Population (2026-01-01)
- • Total: 810
- • Density: 45/km^{2} (120/sq mi)
- Time zone: UTC+1 (CET)
- • Summer (DST): UTC+2 (CEST)
- Postal codes: 569 93, 572 01
- Website: obeckorouhev.cz

= Korouhev =

Korouhev (Kurau) is a municipality and village in Svitavy District in the Pardubice Region of the Czech Republic. It has about 800 inhabitants.

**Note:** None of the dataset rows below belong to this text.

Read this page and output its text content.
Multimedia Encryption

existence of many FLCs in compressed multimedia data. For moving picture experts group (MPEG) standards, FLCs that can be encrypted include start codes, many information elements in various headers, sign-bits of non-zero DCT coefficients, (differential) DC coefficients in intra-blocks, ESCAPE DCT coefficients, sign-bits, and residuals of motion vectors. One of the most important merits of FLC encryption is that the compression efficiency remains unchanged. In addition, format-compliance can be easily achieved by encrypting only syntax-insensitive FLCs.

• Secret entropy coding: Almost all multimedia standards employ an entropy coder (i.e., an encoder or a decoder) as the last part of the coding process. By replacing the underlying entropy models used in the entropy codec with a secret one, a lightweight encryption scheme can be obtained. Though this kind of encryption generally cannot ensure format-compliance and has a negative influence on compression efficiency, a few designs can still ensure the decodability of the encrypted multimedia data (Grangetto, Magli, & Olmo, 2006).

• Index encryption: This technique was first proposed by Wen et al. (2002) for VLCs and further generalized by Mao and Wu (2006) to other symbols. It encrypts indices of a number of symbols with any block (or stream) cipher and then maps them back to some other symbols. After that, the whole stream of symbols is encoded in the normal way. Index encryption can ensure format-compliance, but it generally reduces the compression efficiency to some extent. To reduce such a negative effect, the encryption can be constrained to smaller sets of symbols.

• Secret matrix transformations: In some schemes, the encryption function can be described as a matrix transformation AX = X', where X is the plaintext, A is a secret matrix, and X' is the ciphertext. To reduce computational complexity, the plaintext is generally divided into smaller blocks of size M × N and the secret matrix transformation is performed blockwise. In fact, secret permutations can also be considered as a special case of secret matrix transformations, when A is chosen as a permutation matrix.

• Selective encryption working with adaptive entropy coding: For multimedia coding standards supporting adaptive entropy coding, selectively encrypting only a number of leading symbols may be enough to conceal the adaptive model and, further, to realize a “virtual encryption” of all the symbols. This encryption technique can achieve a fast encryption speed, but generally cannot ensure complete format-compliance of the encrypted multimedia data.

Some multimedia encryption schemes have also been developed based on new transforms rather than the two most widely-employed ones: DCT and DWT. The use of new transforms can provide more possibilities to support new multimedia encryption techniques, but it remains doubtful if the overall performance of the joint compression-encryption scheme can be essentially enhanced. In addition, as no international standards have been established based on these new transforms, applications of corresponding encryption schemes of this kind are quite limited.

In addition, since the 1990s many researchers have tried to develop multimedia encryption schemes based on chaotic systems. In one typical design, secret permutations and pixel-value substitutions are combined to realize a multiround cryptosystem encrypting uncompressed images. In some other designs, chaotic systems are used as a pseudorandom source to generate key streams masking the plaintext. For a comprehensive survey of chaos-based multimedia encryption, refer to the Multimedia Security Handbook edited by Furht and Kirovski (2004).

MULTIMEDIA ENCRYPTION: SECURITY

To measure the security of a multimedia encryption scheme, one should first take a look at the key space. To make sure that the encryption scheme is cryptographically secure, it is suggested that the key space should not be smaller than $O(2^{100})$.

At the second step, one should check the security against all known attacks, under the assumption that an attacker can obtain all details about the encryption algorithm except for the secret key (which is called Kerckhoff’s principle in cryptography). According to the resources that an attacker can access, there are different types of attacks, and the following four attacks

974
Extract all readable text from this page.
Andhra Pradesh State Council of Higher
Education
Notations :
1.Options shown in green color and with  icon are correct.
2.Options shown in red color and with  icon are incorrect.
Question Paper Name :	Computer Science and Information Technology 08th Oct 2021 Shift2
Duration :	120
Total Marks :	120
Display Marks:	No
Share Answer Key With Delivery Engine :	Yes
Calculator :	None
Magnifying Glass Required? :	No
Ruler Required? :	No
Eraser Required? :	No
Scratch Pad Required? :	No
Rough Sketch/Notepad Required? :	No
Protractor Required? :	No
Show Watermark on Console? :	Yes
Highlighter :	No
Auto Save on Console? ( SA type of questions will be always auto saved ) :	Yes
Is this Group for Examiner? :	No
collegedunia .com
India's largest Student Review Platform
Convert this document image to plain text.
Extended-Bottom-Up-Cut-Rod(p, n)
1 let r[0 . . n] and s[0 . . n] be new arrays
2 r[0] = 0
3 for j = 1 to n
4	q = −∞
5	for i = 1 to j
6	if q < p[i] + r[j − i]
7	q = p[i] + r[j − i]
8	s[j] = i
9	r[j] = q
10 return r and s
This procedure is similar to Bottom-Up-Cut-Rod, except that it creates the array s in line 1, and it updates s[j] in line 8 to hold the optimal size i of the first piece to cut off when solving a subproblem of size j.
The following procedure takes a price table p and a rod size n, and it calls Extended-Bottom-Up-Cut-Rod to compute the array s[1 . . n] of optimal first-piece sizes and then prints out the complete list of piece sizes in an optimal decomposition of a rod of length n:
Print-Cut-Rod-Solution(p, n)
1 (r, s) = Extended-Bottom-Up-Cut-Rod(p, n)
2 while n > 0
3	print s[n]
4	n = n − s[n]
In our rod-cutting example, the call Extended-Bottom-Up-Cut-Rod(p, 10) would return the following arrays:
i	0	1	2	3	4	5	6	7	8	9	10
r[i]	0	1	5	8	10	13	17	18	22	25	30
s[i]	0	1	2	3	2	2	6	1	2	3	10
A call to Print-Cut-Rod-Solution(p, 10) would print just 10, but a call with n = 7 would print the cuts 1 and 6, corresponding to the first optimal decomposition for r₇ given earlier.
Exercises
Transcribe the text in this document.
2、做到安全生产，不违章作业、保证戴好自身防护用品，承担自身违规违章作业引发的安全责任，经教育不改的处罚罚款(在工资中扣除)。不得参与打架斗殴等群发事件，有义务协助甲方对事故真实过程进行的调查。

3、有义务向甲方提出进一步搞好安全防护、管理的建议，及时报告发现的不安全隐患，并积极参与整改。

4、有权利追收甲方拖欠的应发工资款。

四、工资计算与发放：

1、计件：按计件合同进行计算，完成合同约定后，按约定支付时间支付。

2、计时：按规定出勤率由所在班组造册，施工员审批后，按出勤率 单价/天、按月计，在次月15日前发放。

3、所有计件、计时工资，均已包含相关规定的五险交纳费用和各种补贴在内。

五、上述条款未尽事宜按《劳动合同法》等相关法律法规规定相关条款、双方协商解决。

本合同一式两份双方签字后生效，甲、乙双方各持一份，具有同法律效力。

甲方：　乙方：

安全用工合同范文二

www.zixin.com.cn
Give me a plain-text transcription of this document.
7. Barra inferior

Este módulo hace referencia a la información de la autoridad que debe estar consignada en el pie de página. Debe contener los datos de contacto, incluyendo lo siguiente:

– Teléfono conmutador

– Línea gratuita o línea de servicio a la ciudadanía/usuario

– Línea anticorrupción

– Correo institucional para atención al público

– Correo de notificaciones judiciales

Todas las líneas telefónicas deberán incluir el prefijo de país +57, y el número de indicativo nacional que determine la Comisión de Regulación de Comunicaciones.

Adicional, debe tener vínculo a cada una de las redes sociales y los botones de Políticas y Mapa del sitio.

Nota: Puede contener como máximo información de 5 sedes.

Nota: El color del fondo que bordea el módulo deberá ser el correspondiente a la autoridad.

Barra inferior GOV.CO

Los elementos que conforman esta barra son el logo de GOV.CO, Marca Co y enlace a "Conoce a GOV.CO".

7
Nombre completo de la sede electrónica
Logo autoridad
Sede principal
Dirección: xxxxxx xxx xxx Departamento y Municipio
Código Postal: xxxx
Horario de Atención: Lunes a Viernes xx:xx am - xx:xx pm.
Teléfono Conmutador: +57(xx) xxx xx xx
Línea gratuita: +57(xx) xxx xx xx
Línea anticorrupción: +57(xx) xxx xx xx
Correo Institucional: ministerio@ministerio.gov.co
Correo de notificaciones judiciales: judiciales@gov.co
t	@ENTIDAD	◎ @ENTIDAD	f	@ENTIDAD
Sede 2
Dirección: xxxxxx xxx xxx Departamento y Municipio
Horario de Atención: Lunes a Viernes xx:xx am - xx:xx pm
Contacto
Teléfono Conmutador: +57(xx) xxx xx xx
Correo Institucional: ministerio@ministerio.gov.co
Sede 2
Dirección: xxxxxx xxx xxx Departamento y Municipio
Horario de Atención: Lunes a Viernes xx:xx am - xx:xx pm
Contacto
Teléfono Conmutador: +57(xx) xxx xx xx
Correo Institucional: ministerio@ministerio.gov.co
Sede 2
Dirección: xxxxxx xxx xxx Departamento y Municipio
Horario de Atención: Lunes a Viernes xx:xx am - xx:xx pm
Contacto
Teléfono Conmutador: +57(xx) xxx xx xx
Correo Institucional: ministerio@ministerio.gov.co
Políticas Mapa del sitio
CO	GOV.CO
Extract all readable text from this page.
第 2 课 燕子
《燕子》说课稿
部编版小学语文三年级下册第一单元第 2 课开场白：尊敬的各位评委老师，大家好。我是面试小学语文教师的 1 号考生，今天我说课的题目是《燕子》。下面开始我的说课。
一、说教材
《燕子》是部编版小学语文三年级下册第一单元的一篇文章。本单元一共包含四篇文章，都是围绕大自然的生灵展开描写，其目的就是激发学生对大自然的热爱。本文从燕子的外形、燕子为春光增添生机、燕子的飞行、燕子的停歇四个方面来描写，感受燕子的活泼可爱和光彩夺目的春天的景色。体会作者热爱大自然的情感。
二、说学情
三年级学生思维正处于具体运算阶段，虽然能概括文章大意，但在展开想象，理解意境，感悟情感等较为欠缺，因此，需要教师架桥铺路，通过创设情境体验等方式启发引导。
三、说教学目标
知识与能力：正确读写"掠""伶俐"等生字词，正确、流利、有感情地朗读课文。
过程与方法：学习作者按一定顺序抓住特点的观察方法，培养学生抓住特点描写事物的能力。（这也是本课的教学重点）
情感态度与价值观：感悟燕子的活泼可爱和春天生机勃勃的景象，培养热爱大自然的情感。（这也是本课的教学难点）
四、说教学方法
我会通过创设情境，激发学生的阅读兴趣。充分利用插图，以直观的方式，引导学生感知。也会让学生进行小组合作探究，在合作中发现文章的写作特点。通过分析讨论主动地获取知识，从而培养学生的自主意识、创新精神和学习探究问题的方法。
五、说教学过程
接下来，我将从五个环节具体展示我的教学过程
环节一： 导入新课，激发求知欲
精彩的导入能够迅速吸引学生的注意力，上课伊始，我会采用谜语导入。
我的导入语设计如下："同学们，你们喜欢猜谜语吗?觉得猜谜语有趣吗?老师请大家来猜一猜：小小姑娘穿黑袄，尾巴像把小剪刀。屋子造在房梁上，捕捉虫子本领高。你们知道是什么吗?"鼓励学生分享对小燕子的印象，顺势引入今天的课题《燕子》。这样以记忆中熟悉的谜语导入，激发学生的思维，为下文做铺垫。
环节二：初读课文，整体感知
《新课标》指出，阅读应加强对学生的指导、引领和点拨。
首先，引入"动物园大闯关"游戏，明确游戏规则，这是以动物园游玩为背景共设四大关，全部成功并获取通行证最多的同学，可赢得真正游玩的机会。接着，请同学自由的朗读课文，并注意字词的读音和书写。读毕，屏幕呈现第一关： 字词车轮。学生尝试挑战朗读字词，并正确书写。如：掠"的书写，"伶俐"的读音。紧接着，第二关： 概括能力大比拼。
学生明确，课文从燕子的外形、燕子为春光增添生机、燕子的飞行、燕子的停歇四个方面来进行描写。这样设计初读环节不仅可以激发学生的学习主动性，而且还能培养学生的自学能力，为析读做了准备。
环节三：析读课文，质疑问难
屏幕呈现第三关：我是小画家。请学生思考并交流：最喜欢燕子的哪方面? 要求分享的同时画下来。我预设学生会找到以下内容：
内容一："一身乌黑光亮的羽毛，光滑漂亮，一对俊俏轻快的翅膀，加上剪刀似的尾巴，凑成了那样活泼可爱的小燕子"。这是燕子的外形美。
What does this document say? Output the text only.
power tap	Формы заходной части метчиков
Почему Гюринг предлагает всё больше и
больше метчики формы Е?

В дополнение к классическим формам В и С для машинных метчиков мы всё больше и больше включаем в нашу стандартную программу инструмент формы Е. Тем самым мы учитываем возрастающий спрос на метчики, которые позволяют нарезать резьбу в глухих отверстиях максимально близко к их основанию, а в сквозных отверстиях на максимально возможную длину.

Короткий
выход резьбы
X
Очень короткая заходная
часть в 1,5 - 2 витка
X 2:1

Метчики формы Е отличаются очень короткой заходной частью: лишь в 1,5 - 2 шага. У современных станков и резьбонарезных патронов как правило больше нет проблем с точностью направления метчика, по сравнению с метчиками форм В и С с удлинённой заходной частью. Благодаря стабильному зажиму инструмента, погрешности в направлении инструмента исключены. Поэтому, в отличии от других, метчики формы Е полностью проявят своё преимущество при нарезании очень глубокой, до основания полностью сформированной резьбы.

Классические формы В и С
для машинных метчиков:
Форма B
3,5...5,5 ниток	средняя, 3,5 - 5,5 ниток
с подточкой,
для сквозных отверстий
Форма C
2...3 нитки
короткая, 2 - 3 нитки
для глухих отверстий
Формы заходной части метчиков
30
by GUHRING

==Administrative division==
Korouhev consists of two municipal parts (in brackets population according to the 2021 census):
- Korouhev (724)
- Lačnov (37)

==Etymology==
The name Korouhev means 'pennon' in Czech (and in modern Czech also 'weather vane'). The village probably got its name from its length.

==Geography==
Polička is located about 18 km southwest of Svitavy and 52 km southeast of Pardubice. It lies in the Upper Svratka Highlands. The highest point is the hill U Jamek at 713 m above sea level. The stream Korouhevský potok flows through the village.

==History==
The first written mention of Korouhev is from 1167. Until 1555, the village belonged to the Svojanov estate. In 1555, most of Korouhev was annexed to the Bystré estate, only a small part was annexed to the Polička estate.

==Transport==
There are no railways or major roads passing through the municipality.

==Sights==
The main landmark of Korouhev is the Church of Saints Peter and Paul. It was built in the early Gothic style and modified in the Baroque style. Its current appearance is the result of neo-Gothic reconstruction. Next to the church is a separate bell tower from the 17th century.